It is so difficult to grasp the meaning of this. I am fasting from snacks for Lent, but it can easily feel like something meaningless, just a rule that I implemented. Teach me, God, because I know that there is more. I shared on the topic today, but I really wasn’t prepared for it. Lent took me by surprise this year – I’m not very good at keeping track of when it begins. I just realized yesterday that Lent began today, so I didn’t have much time to figure out what I was going to fast from. I also didn’t have much time to spend praying and thinking about how the meaning of fasting plays out in practical terms. In a way, it is easier with something like fasting a meal and spending the time you would normally spend eating praying instead. When there is an obvious replacement, it is easier to understand and keep track of.

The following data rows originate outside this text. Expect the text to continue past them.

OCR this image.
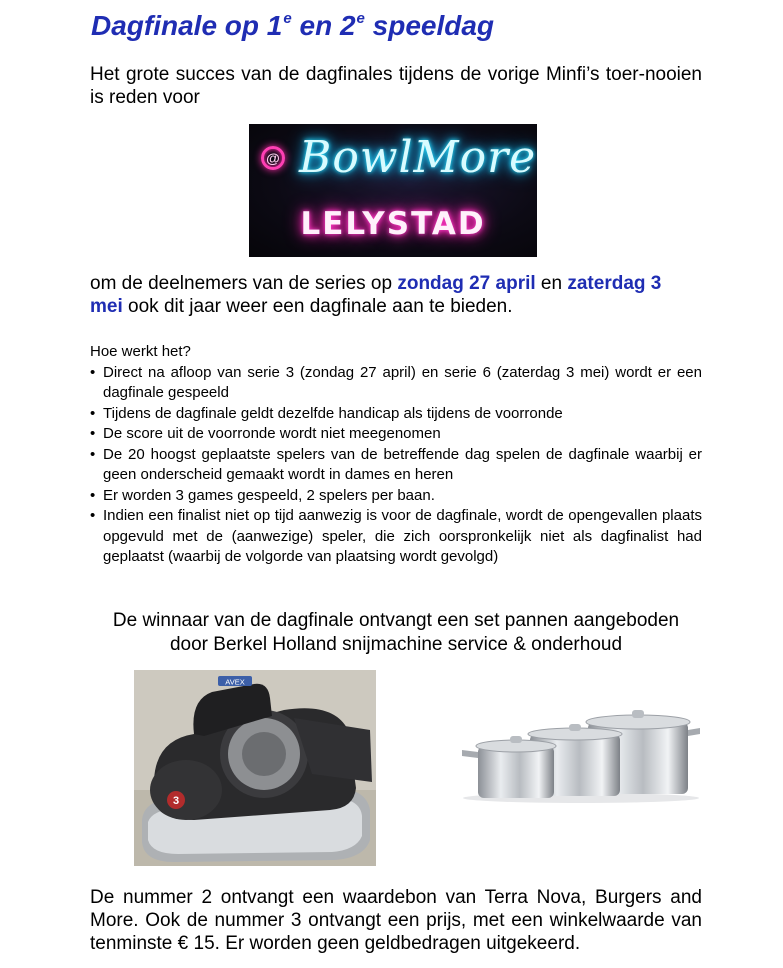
Dagfinale op 1e en 2e speeldag
Het grote succes van de dagfinales tijdens de vorige Minfi’s toer-nooien is reden voor
@ BowlMore
LELYSTAD
om de deelnemers van de series op zondag 27 april en zaterdag 3 mei ook dit jaar weer een dagfinale aan te bieden.
Hoe werkt het?
• Direct na afloop van serie 3 (zondag 27 april) en serie 6 (zaterdag 3 mei) wordt er een dagfinale gespeeld
• Tijdens de dagfinale geldt dezelfde handicap als tijdens de voorronde
• De score uit de voorronde wordt niet meegenomen
• De 20 hoogst geplaatste spelers van de betreffende dag spelen de dagfinale waarbij er geen onderscheid gemaakt wordt in dames en heren
• Er worden 3 games gespeeld, 2 spelers per baan.
• Indien een finalist niet op tijd aanwezig is voor de dagfinale, wordt de opengevallen plaats opgevuld met de (aanwezige) speler, die zich oorspronkelijk niet als dagfinalist had geplaatst (waarbij de volgorde van plaatsing wordt gevolgd)
De winnaar van de dagfinale ontvangt een set pannen aangeboden
door Berkel Holland snijmachine service & onderhoud
AVEX
3
De nummer 2 ontvangt een waardebon van Terra Nova, Burgers and More. Ook de nummer 3 ontvangt een prijs, met een winkelwaarde van tenminste € 15. Er worden geen geldbedragen uitgekeerd.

But snacks…I am trying to say a quick prayer every time that I find myself craving for a snack, but that seems so superficial.
Just now I was thinking about eating something so that I could take Advil for some pain, then my roommate was like, I don’t get it, shouldn’t you be praying? And then I realized… Gosh, it is so difficult to get my head around it which is sad. My understanding and concept of need has been so influenced by the world… But when God tells me that He is ALL I need, He means it. I don’t need physical food or water or medicine… I just need Him. In our day to day lives, we feed ourselves, hydrate our bodies and take medicine when we are sick in order to look after ourselves. Really, those things are there because that’s one way that God provides for our needs. But we consider them to be in the human realm because we are ostensibly responsible for all that. We are told that we need to honour God by taking care of our bodies because they are living temples of the Holy Spirit, and that is true, but the point of fasting is to remember that God is the one who enables us to take care of ourselves in that way. So yes, it is practical (and, some would say, responsible) for me to think that I should have another meal to fill my stomach so that I can take medicine, but in choosing to fast, I am saying that I believe God is enough for me. I don’t need these. I don’t need the medicine. I will pray and ask God to remove the pain, and even if He doesn’t, I will trust Him for the strength I need to endure it. That’s what it means to fast.
There’s a lot more that I have to say about this, but this is just a quick, short post for now.
Lord, please help me to hold onto this understanding, and to grow deeper in understanding as I fast over the next 39 days, submitting my body to You. Amen.